Datenklau im Hotel: Maritim Hotels im Fadenkreuz der Cyberkriminalität
Heute ist der 20.09.2026, und die Nachrichten über einen Sicherheitsvorfall bei Maritim Hotels sorgen für Aufregung. Die Maritim Hotelgesellschaft mbH, mit Hauptsitz in Bad Salzuflen, Nordrhein-Westfalen, betreibt in Deutschland stolze 24 Hotels und hat im Ausland weitere 10 in sieben Ländern. Aber was ist passiert? Laut Berichten wurden über eine Drittanbieter-Buchungsplattform Gästedaten abgezogen. Ein merkwürdiger Vorfall, der dazu führte, dass Gäste über WhatsApp mit Phishing-Nachrichten kontaktiert wurden, um an Kreditkartendaten zu gelangen. Das ist nicht nur ärgerlich, sondern auch alarmierend!
Ein Leser machte am 17. September 2026 auf eine verdächtige WhatsApp-Nachricht aufmerksam, die er nach seiner Reservierung erhalten hatte. Die Nachricht, die ihm zugestellt wurde, enthielt echte Daten seiner Buchung. Das wirft Fragen auf, wie gut unsere Daten wirklich geschützt sind. Die Maritim Hotels nutzen für die Gästebuchungen die Anwendung iHotelier von Amadeus IT Group S.A. Und genau hier scheint das Problem zu liegen – ein bestätigter Datenschutzvorfall bei Amadeus IT Group S.A. ließ unbekannte Angreifer in das System eindringen und Reservierungslisten mit sensiblen Gästeinformationen entwenden.
Details des Vorfalls
Betroffen sind Reservierungen, die zwischen dem 01.08.2026 und dem 30.09.2027 getätigt wurden. Die Informationen, die in die falschen Hände gelangten, umfassen Vorname, Nachname, Kontaktdaten wie Postadresse, E-Mail und Telefonnummer, sowie die Reservierungsnummer, die iHotelier Property ID und Buchungs- und Aufenthaltsinformationen. Glücklicherweise sind Zahlungs-, Finanz-, Passwort- oder Passdaten nicht betroffen.
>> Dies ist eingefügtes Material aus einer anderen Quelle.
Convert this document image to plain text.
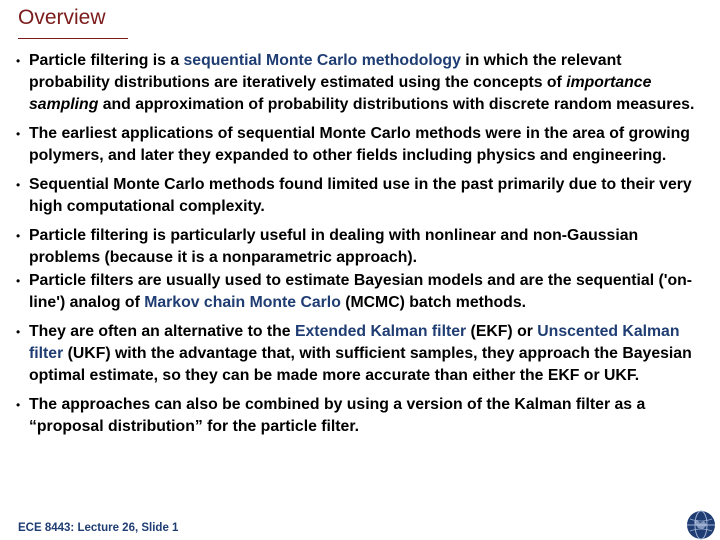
Overview
• Particle filtering is a sequential Monte Carlo methodology in which the relevant probability distributions are iteratively estimated using the concepts of importance sampling and approximation of probability distributions with discrete random measures.
• The earliest applications of sequential Monte Carlo methods were in the area of growing polymers, and later they expanded to other fields including physics and engineering.
• Sequential Monte Carlo methods found limited use in the past primarily due to their very high computational complexity.
• Particle filtering is particularly useful in dealing with nonlinear and non-Gaussian problems (because it is a nonparametric approach).
• Particle filters are usually used to estimate Bayesian models and are the sequential ('on-line') analog of Markov chain Monte Carlo (MCMC) batch methods.
• They are often an alternative to the Extended Kalman filter (EKF) or Unscented Kalman filter (UKF) with the advantage that, with sufficient samples, they approach the Bayesian optimal estimate, so they can be made more accurate than either the EKF or UKF.
• The approaches can also be combined by using a version of the Kalman filter as a “proposal distribution” for the particle filter.
ECE 8443: Lecture 26, Slide 1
Dennoch ist es ein beunruhigendes Gefühl, dass persönliche Daten so leicht zugänglich sind.
Die Maritim Hotelgruppe, die im Jahr 2025 einen Umsatz von stolzen 390,4 Millionen Euro erzielt hat, hat unverzüglich reagiert. Sie haben eine Meldung gemäß Artikel 33 DSGVO an die zuständige Datenschutzaufsichtsbehörde veranlasst. Das zeigt, dass sie sich der Verantwortung bewusst sind und die Situation ernst nehmen. Aber wie können wir als Gäste sicher sein, dass unsere Daten in Zukunft besser geschützt sind?
Blick in die Zukunft
Der Fall wirft nicht nur Fragen zu den Sicherheitsvorkehrungen bei Maritim auf, sondern auch zu den Sicherheitsstandards der Drittanbieter, mit denen Hotels zusammenarbeiten. In einer Zeit, in der Cyberangriffe immer häufiger vorkommen, ist es unerlässlich, dass die Branche Maßnahmen ergreift, um solche Vorfälle zu verhindern. Die Gäste müssen sich darauf verlassen können, dass ihre persönlichen Daten sicher sind. Vielleicht ist es an der Zeit, dass Hotels und Buchungsplattformen ihre Systeme überdenken und anpassen.
Für uns als Verbraucher bleibt nur, aufmerksam zu sein und im Zweifelsfall bei verdächtigen Nachrichten sofort zu reagieren. Die Situation zeigt deutlich, wie wichtig es ist, unsere Daten zu schützen und nicht alles für selbstverständlich zu halten. Ein bisschen Misstrauen kann manchmal nicht schaden – ganz besonders, wenn es um unsere persönlichen Informationen geht.